J'ai attendu là, sur le canapé, qu'elle raccompagne son monde en toilettes, en plumes, en colifichets, en smokings et noeuds paps, en falbalas et paréos, en bodys et justaucorps, en robes de soirée, en turbans sikhs et casaques... Il y avait aussi un faux émir du Koweït. Je voyais à leur regard que j'étais moqué. Ça souriait à dilater le visage, ça badinait, ça suçaillait des mots de navreries, de débines urbaines et même très urbaines à en juger par le fond de leur âme de pute. Tous ces gens haut placés, ça manquait d'élégance.
Tant que Jeanne-Sophie aimerait ma compagnie, je resterais là à la couver des yeux. Je n'ai qu'un souhait: contempler jusqu'à épuisement de mes forces son grand buste aux splendides nichons. J'ai trouvé le temple de mes révérences. C'est fou le don que la nature fait aux êtres. Certains ont des muscles à la Michel-Ange, d'autres des complexions à la Vénus de Milo. Mais ce ne sont là que pierres et marbres. Ils n'auront jamais le frisson d'une femme au teint de rose nacré le matin au printemps.
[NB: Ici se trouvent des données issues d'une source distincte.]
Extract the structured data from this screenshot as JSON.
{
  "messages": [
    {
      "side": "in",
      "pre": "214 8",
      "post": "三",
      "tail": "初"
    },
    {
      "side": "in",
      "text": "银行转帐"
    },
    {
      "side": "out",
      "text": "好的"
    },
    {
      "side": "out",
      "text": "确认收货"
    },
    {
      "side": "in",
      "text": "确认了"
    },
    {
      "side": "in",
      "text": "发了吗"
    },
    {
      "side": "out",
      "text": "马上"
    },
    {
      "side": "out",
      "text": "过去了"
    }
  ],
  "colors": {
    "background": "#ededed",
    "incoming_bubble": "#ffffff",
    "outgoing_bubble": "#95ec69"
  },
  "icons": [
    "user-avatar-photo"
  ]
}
La finition corporelle, je la vénère au féminin. Jeanne-Sophie l'avait, et comme au centuple, cette finition qui me terrassait sans façon. Elle était habillée d'une robe du soir qui accentuait la forme en obus de ses seins. Ils représentaient à mes yeux les mangues de Pâques de mon enfance, ces mangues qui nous venaient du Nigeria. Maman les achetait à la paire. Les mangues pesaient au bas mot un kilo chacune. Leur couleur chair - un camaïeu blond qui tirait sur du blanc - les rendait désirables. Je ne les quittais pas des yeux, même si leur accroche sur les branches m'effrayait. Elle était des plus fragiles, et la pensée que les mangues décrocheraient et se briseraient au sol - la vision du sang, la perte d'un jus si précieux - me rendait hystérique, même si je réussissais toujours à le dissimuler. Je trouvais injuste que la générosité fut payée en retour par un sort malheureux. Personne, ni Dieu ni diable, ni le vent ni la grêle n'avaient le droit de desceller les seins comme des bidules... À l'insu de maman, je m'étais institué gardien des seins.